A further problem with the abovementioned implant is that the cylindrical geometry of the engaging element tends to provide a small area of contact between the engaging element and the vertebrae. The small engaging surface tends to contribute to subsidence or deformation of the cortical layer of the vertebrae adjacent to the engaging element. Moreover, the small engaging surface provides less contact between the bone graft material encased in the device and the adjacent vertebrae. Exposure of the bone graft material to the surface of the vertebrae is important because the greater the area of contact, the greater the possibility of having a successful fusion.
U.S. Pat. No. 6,143,033 discloses “an allogenic intervertebral implant for use when surgical fusion of vertebral bodies is indicated. The implant comprises an annular plug conforming in size and shape with the end plates of adjacent vertebrae and has a plurality of teeth positioned on the top and bottom surfaces for interlocking with the adjacent vertebrae. The teeth preferably have a pyramid shape or a saw-tooth shape.” The teeth 105 of a prior art implant are shown in FIG. 1.

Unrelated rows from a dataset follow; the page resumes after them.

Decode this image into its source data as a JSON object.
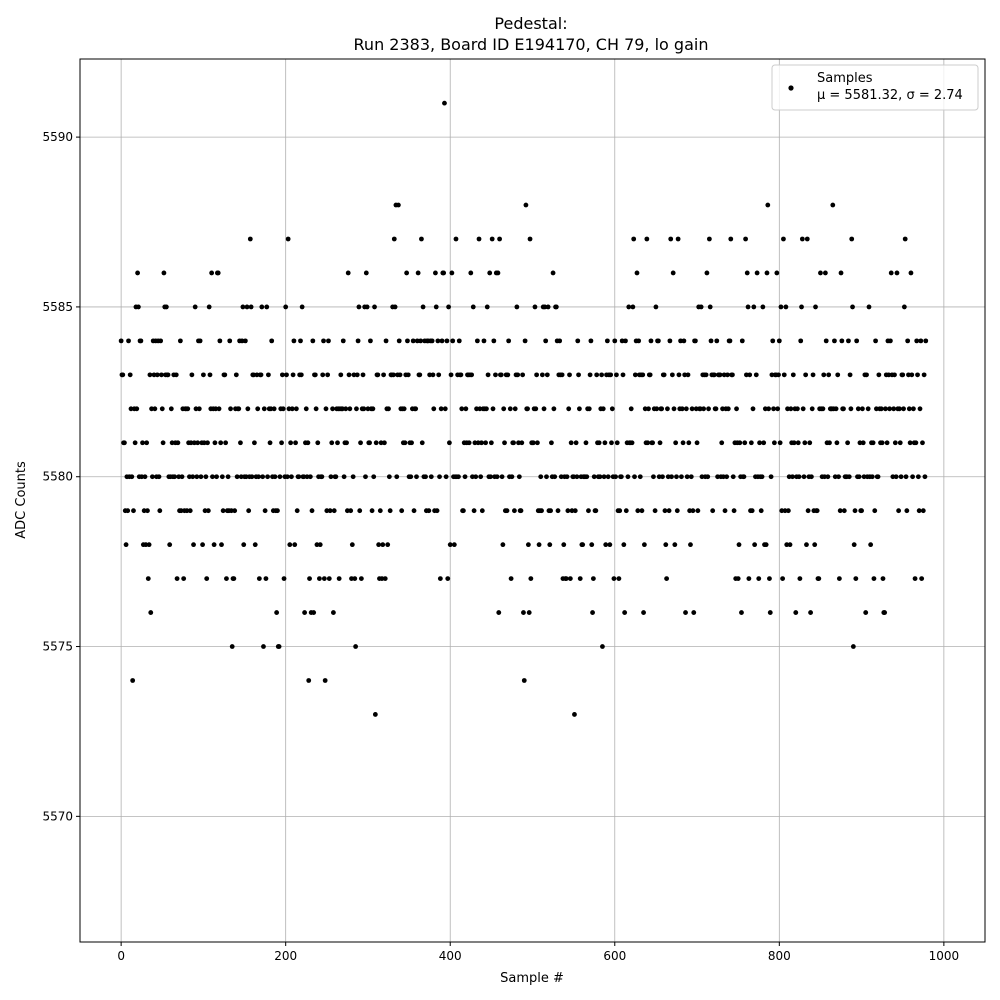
{
  "chart_data": {
    "type": "scatter",
    "title_line1": "Pedestal:",
    "title_line2": "Run 2383, Board ID E194170, CH 79, lo gain",
    "xlabel": "Sample #",
    "ylabel": "ADC Counts",
    "xlim": [
      -50,
      1050
    ],
    "ylim": [
      5566.3,
      5592.3
    ],
    "xticks": [
      0,
      200,
      400,
      600,
      800,
      1000
    ],
    "yticks": [
      5570,
      5575,
      5580,
      5585,
      5590
    ],
    "grid": true,
    "legend_position": "top-right",
    "series": [
      {
        "name": "Samples",
        "stats_label": "μ = 5581.32, σ = 2.74",
        "color": "#000000",
        "y": [
          5584,
          5583,
          5583,
          5581,
          5581,
          5579,
          5578,
          5580,
          5579,
          5584,
          5580,
          5583,
          5582,
          5580,
          5574,
          5579,
          5582,
          5581,
          5585,
          5582,
          5586,
          5585,
          5580,
          5584,
          5584,
          5580,
          5581,
          5578,
          5579,
          5580,
          5578,
          5581,
          5579,
          5577,
          5578,
          5583,
          5576,
          5582,
          5580,
          5584,
          5583,
          5582,
          5584,
          5580,
          5583,
          5584,
          5580,
          5579,
          5584,
          5583,
          5582,
          5581,
          5586,
          5585,
          5583,
          5585,
          5583,
          5583,
          5580,
          5578,
          5580,
          5582,
          5581,
          5580,
          5583,
          5580,
          5581,
          5583,
          5577,
          5581,
          5580,
          5579,
          5584,
          5579,
          5580,
          5582,
          5577,
          5579,
          5582,
          5582,
          5579,
          5582,
          5581,
          5580,
          5579,
          5581,
          5583,
          5580,
          5578,
          5581,
          5585,
          5582,
          5580,
          5581,
          5584,
          5582,
          5584,
          5580,
          5581,
          5578,
          5583,
          5581,
          5579,
          5580,
          5577,
          5581,
          5579,
          5585,
          5583,
          5582,
          5586,
          5580,
          5582,
          5578,
          5581,
          5582,
          5580,
          5586,
          5586,
          5582,
          5584,
          5581,
          5578,
          5580,
          5579,
          5583,
          5583,
          5581,
          5577,
          5579,
          5580,
          5579,
          5584,
          5582,
          5579,
          5575,
          5577,
          5577,
          5579,
          5582,
          5583,
          5580,
          5582,
          5582,
          5584,
          5581,
          5580,
          5584,
          5585,
          5578,
          5580,
          5584,
          5580,
          5585,
          5582,
          5579,
          5580,
          5587,
          5585,
          5580,
          5583,
          5583,
          5581,
          5578,
          5580,
          5583,
          5582,
          5580,
          5577,
          5583,
          5583,
          5585,
          5580,
          5575,
          5582,
          5579,
          5577,
          5585,
          5580,
          5583,
          5582,
          5581,
          5582,
          5584,
          5580,
          5579,
          5582,
          5580,
          5579,
          5576,
          5579,
          5575,
          5575,
          5580,
          5582,
          5581,
          5583,
          5582,
          5577,
          5580,
          5585,
          5583,
          5580,
          5587,
          5582,
          5578,
          5581,
          5580,
          5582,
          5583,
          5584,
          5578,
          5581,
          5582,
          5579,
          5580,
          5580,
          5583,
          5584,
          5583,
          5585,
          5580,
          5580,
          5576,
          5581,
          5582,
          5580,
          5581,
          5574,
          5577,
          5580,
          5576,
          5579,
          5584,
          5576,
          5583,
          5583,
          5582,
          5578,
          5581,
          5580,
          5577,
          5578,
          5580,
          5580,
          5583,
          5584,
          5577,
          5574,
          5582,
          5579,
          5583,
          5584,
          5577,
          5579,
          5580,
          5581,
          5582,
          5576,
          5579,
          5580,
          5580,
          5582,
          5581,
          5582,
          5577,
          5582,
          5583,
          5582,
          5582,
          5584,
          5580,
          5581,
          5582,
          5581,
          5579,
          5586,
          5583,
          5582,
          5579,
          5577,
          5578,
          5580,
          5583,
          5577,
          5575,
          5582,
          5583,
          5584,
          5585,
          5579,
          5581,
          5577,
          5582,
          5583,
          5582,
          5585,
          5580,
          5586,
          5585,
          5582,
          5581,
          5581,
          5584,
          5582,
          5579,
          5582,
          5580,
          5585,
          5573,
          5581,
          5583,
          5583,
          5578,
          5577,
          5579,
          5581,
          5577,
          5578,
          5583,
          5581,
          5577,
          5584,
          5582,
          5578,
          5582,
          5580,
          5579,
          5583,
          5583,
          5585,
          5583,
          5587,
          5585,
          5588,
          5580,
          5583,
          5588,
          5584,
          5583,
          5582,
          5579,
          5582,
          5581,
          5582,
          5581,
          5583,
          5586,
          5584,
          5583,
          5580,
          5581,
          5580,
          5581,
          5582,
          5584,
          5579,
          5582,
          5582,
          5580,
          5584,
          5586,
          5583,
          5583,
          5584,
          5587,
          5581,
          5585,
          5580,
          5584,
          5580,
          5579,
          5584,
          5584,
          5579,
          5583,
          5584,
          5580,
          5584,
          5583,
          5582,
          5579,
          5586,
          5585,
          5579,
          5584,
          5583,
          5580,
          5577,
          5582,
          5584,
          5586,
          5586,
          5591,
          5582,
          5580,
          5584,
          5577,
          5585,
          5581,
          5578,
          5583,
          5586,
          5584,
          5580,
          5578,
          5580,
          5587,
          5580,
          5583,
          5580,
          5584,
          5583,
          5583,
          5582,
          5579,
          5579,
          5581,
          5580,
          5582,
          5581,
          5583,
          5583,
          5581,
          5583,
          5586,
          5583,
          5580,
          5585,
          5579,
          5581,
          5580,
          5582,
          5584,
          5581,
          5587,
          5582,
          5580,
          5581,
          5579,
          5582,
          5584,
          5582,
          5581,
          5582,
          5585,
          5583,
          5580,
          5586,
          5580,
          5581,
          5587,
          5582,
          5584,
          5580,
          5583,
          5586,
          5580,
          5586,
          5576,
          5587,
          5583,
          5583,
          5580,
          5578,
          5582,
          5581,
          5579,
          5583,
          5579,
          5583,
          5584,
          5580,
          5582,
          5577,
          5580,
          5581,
          5581,
          5579,
          5582,
          5583,
          5585,
          5583,
          5581,
          5580,
          5579,
          5579,
          5581,
          5583,
          5576,
          5574,
          5584,
          5588,
          5582,
          5582,
          5578,
          5576,
          5587,
          5577,
          5581,
          5581,
          5581,
          5582,
          5585,
          5582,
          5583,
          5581,
          5579,
          5578,
          5579,
          5580,
          5579,
          5583,
          5585,
          5582,
          5585,
          5584,
          5580,
          5583,
          5585,
          5579,
          5578,
          5579,
          5581,
          5580,
          5586,
          5582,
          5580,
          5585,
          5585,
          5584,
          5579,
          5583,
          5584,
          5583,
          5580,
          5583,
          5577,
          5578,
          5580,
          5577,
          5577,
          5580,
          5579,
          5582,
          5583,
          5577,
          5581,
          5579,
          5580,
          5580,
          5573,
          5579,
          5581,
          5580,
          5584,
          5583,
          5582,
          5577,
          5580,
          5578,
          5578,
          5580,
          5580,
          5580,
          5581,
          5580,
          5582,
          5579,
          5582,
          5583,
          5584,
          5578,
          5576,
          5577,
          5580,
          5579,
          5579,
          5583,
          5581,
          5580,
          5581,
          5580,
          5582,
          5583,
          5575,
          5582,
          5580,
          5581,
          5578,
          5583,
          5584,
          5580,
          5583,
          5578,
          5583,
          5581,
          5582,
          5580,
          5577,
          5584,
          5580,
          5583,
          5581,
          5579,
          5577,
          5579,
          5580,
          5580,
          5584,
          5583,
          5578,
          5576,
          5584,
          5579,
          5581,
          5580,
          5585,
          5581,
          5581,
          5582,
          5581,
          5585,
          5587,
          5580,
          5583,
          5584,
          5586,
          5579,
          5584,
          5583,
          5580,
          5583,
          5579,
          5583,
          5576,
          5578,
          5582,
          5581,
          5587,
          5581,
          5582,
          5583,
          5583,
          5584,
          5581,
          5581,
          5580,
          5582,
          5579,
          5585,
          5582,
          5584,
          5584,
          5580,
          5581,
          5582,
          5582,
          5580,
          5583,
          5583,
          5579,
          5578,
          5577,
          5582,
          5580,
          5579,
          5584,
          5587,
          5580,
          5583,
          5586,
          5582,
          5578,
          5581,
          5580,
          5579,
          5587,
          5583,
          5582,
          5584,
          5580,
          5582,
          5581,
          5584,
          5583,
          5576,
          5582,
          5580,
          5583,
          5581,
          5579,
          5578,
          5580,
          5582,
          5579,
          5576,
          5584,
          5584,
          5582,
          5581,
          5579,
          5585,
          5582,
          5582,
          5585,
          5580,
          5583,
          5582,
          5583,
          5580,
          5583,
          5586,
          5580,
          5582,
          5587,
          5585,
          5584,
          5583,
          5579,
          5583,
          5583,
          5582,
          5582,
          5584,
          5580,
          5583,
          5583,
          5583,
          5580,
          5581,
          5582,
          5580,
          5583,
          5579,
          5582,
          5580,
          5583,
          5582,
          5584,
          5584,
          5587,
          5583,
          5583,
          5580,
          5579,
          5581,
          5577,
          5582,
          5581,
          5577,
          5578,
          5581,
          5580,
          5576,
          5584,
          5580,
          5580,
          5581,
          5587,
          5583,
          5586,
          5585,
          5577,
          5583,
          5579,
          5581,
          5579,
          5582,
          5585,
          5578,
          5580,
          5583,
          5586,
          5580,
          5577,
          5581,
          5580,
          5579,
          5580,
          5585,
          5581,
          5578,
          5582,
          5578,
          5586,
          5588,
          5582,
          5577,
          5576,
          5580,
          5583,
          5584,
          5582,
          5581,
          5583,
          5583,
          5586,
          5582,
          5583,
          5584,
          5581,
          5585,
          5579,
          5577,
          5587,
          5583,
          5579,
          5585,
          5578,
          5582,
          5579,
          5580,
          5578,
          5582,
          5581,
          5580,
          5583,
          5581,
          5582,
          5576,
          5580,
          5582,
          5581,
          5580,
          5577,
          5584,
          5585,
          5587,
          5582,
          5580,
          5581,
          5583,
          5578,
          5587,
          5579,
          5580,
          5581,
          5576,
          5580,
          5582,
          5583,
          5579,
          5578,
          5585,
          5579,
          5579,
          5577,
          5577,
          5582,
          5586,
          5582,
          5580,
          5582,
          5583,
          5580,
          5586,
          5584,
          5581,
          5580,
          5583,
          5581,
          5582,
          5582,
          5582,
          5588,
          5582,
          5584,
          5580,
          5582,
          5581,
          5583,
          5580,
          5577,
          5579,
          5586,
          5584,
          5582,
          5582,
          5579,
          5580,
          5580,
          5580,
          5581,
          5584,
          5580,
          5583,
          5582,
          5587,
          5585,
          5575,
          5578,
          5579,
          5577,
          5584,
          5580,
          5582,
          5580,
          5581,
          5579,
          5579,
          5582,
          5581,
          5580,
          5583,
          5576,
          5583,
          5580,
          5582,
          5585,
          5580,
          5578,
          5581,
          5580,
          5581,
          5577,
          5579,
          5584,
          5582,
          5580,
          5580,
          5583,
          5582,
          5581,
          5582,
          5581,
          5577,
          5576,
          5576,
          5582,
          5583,
          5581,
          5584,
          5583,
          5582,
          5584,
          5586,
          5583,
          5580,
          5582,
          5583,
          5581,
          5580,
          5586,
          5582,
          5579,
          5582,
          5581,
          5580,
          5583,
          5583,
          5582,
          5585,
          5587,
          5580,
          5579,
          5584,
          5583,
          5582,
          5581,
          5586,
          5583,
          5580,
          5582,
          5581,
          5577,
          5581,
          5584,
          5583,
          5580,
          5579,
          5582,
          5584,
          5577,
          5581,
          5579,
          5583,
          5580,
          5584
        ]
      }
    ]
  }
}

U.S. Pat. No. 6,986,788 discloses “an allogenic intervertebral implant for use when surgical fusion of vertebral bodies is indicated. The implant comprises a piece of allogenic bone conforming in size and shape with a portion of an end plates of the vertebrae and has a wedge-shaped profile with a plurality of teeth located on top and bottom surfaces.” The teeth 205 of the implant 200 have a pyramidal shape, as shown in FIG. 2.
However, the implants are not sufficiently effective at preventing expulsion of the implant. The surfaces of the implants, whether pyramidal 205 or saw tooth 105, do not effectively provide implant stability.
In the light of the abovementioned disadvantages, there is a need for improved methods and systems that can provide effective, efficient and fast intervertebral fusion device. Specifically, an intervertebral implantable device is needed that conforms to the endplates of the patient's adjacent vertebrae, maintains the normal disc spacing, and appropriate curvature of the spine. Further, an approach is needed that maximizes the probability of success of bone fusion, provides instant stability to the spine while fusion occurs, is easily implantable, and minimizes trauma to the patient and the possibility of surgical and post-surgical complications.